Worth: $12.00
FilmInk rates movies out of $20 — the score indicates the amount we believe a ticket to the movie to be worth
Cast:
Louis Ashbourne Serkis, Dean Chaumoo, Tom Taylor, Rhianna Dorris, Angus Imrie, Patrick Stewart, Rebecca Ferguson
Intro:
…offers plenty of delights but doesn’t quite package them together in a way that is wholly satisfying…
With a nod to Rudyard Kipling, his own Attack the Block and the nostalgia of ‘80s Amblin movies (which infiltrates every other family film these days – made by filmmakers who grew up on a diet of Back to the Future and Goonies), writer/director Joe Cornish rewrites Arthurian legend in a kids’ film that offers plenty of delights but doesn’t quite package them together in a way that is wholly satisfying; hello 2 hours running time!
Alex (Louis Ashbourne Serkis – there are flashes where you think that Andy Serkis is doing more of his acclaimed mocap work due to characteristics inherited from dad) is a nerdy high school kid, living with his single mum, loving science experiments and hanging out with his bullied mate Bedders (Dean Chaumoo).

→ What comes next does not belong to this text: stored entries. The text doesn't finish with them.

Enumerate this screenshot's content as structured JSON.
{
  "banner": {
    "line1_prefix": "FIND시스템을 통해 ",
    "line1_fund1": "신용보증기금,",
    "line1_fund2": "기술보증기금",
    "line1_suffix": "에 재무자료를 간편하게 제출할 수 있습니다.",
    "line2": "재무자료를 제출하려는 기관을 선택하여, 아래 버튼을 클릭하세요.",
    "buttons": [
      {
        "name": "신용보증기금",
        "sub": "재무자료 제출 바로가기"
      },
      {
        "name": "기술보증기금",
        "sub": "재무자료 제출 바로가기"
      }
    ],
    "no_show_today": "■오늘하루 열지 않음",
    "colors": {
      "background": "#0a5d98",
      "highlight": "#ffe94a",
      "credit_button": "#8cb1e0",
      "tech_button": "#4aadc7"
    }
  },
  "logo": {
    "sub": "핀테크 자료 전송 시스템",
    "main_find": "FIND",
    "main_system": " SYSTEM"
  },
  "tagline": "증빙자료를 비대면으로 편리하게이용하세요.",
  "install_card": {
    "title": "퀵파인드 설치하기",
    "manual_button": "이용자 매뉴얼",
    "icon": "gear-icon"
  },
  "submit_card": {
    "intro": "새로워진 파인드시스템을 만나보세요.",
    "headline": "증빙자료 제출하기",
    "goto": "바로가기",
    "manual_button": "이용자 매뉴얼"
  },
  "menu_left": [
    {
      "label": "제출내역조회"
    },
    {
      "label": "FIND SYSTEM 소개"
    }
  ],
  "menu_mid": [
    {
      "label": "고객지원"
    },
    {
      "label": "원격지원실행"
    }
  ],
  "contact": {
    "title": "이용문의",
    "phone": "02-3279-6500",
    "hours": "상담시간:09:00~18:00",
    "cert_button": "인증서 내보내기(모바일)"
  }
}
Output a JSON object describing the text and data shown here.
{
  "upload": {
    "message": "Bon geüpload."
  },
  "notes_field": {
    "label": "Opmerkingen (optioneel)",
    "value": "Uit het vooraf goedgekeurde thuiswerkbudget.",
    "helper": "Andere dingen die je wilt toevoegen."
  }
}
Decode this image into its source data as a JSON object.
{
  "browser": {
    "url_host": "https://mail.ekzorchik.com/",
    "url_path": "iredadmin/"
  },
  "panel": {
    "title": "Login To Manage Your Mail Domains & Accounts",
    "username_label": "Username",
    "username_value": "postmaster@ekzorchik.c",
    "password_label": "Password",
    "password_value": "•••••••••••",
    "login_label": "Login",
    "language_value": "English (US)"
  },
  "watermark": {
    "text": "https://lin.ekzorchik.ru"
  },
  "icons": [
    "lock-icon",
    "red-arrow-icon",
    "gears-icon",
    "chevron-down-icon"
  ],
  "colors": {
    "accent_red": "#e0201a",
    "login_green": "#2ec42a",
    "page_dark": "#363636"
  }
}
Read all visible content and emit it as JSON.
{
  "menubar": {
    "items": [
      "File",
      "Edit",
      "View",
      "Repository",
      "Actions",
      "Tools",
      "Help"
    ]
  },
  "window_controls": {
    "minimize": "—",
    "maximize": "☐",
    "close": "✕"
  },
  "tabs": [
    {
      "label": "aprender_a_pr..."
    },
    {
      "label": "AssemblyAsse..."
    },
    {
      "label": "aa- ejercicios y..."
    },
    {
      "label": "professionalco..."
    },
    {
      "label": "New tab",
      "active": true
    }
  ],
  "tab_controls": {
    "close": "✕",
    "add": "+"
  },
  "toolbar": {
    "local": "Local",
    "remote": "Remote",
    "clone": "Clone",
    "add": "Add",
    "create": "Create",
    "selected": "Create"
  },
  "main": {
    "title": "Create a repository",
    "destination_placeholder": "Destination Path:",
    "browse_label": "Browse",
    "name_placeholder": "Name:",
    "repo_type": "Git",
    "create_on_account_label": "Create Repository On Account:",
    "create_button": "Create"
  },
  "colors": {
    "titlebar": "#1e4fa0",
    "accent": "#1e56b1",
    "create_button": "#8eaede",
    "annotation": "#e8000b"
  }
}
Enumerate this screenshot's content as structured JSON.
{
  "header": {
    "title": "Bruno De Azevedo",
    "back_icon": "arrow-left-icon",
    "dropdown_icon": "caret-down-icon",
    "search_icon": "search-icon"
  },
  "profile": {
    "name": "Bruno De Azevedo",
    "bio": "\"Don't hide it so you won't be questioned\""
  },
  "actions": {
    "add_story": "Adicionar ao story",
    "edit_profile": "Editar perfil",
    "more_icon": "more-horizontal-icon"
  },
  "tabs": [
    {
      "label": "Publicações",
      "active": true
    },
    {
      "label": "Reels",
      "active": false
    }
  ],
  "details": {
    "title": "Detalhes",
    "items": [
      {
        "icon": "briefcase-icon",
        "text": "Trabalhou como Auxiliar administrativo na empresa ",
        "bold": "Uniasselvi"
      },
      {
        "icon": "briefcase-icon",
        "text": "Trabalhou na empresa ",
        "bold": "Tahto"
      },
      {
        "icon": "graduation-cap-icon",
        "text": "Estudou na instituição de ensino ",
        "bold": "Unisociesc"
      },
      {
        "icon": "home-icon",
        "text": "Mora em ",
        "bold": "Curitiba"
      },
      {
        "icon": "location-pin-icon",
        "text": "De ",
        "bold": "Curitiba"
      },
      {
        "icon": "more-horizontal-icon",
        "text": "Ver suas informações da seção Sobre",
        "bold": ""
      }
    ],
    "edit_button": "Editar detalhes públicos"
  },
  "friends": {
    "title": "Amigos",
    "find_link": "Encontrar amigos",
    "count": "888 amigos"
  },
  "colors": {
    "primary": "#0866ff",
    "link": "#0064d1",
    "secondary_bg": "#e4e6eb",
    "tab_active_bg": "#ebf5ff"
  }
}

When he is visited by a young Merlin (Imrie stealing every scene he is in; with Patrick Stewart playing the older, seemingly drunker version of the character) and realises that he is the only one that can raise Excalibur, it comes to pass that Alex has 5 days to save the world from Morgana (Rebecca Ferguson) by secretly traveling cross country, rallying the troops and winning the day!
The Kid Who Would be King actually starts with a hardly subtle rallying cry that the world is being taken over by dictators; you know, like BlacKkKlansman ended, but for kids…. However, this tangent doesn’t really go anywhere apart from setting up our hero’s journey. Maybe in the sequel Alex will take on Kim Jong-un, Putin and Trump; however, here it is an origin story of a boy in suburban London who discovers that he is heir to the Arthurian legend and literally rewrites the books in the process.
As per his previous film, Attack the Block, Joe Cornish locates the fantastic among the ordinary; in this case suburbia and public schooling with the supernatural/mythological. He casts widely, with all ethnicities and genders covered when it comes to diversity on screen. This results in humour, but unfortunately little wonderment.
Aesthetically, the introduction of magic – both light and dark – into the ordinary world is impressive, but dramatically, Cornish cannot make us care enough in our hero’s journey. For such a simple story, it is narratively too expansive, and at two hours length, it is always 30 minutes behind the audience’s natural pacing for such a tale. The villains are never genuinely threatening either, and there’s a key decapitation scene that plays out falsely, and hardly appropriate for the film’s target audience.
All of that being said, there will be kids in the audience who will find this original material new and exciting, they will relate to our young protagonists, and it will encourage them to read up about Arthurian legends. They may even end up making films in 20 years’ time inspired by seeing The Kid Who Would be King in their youth.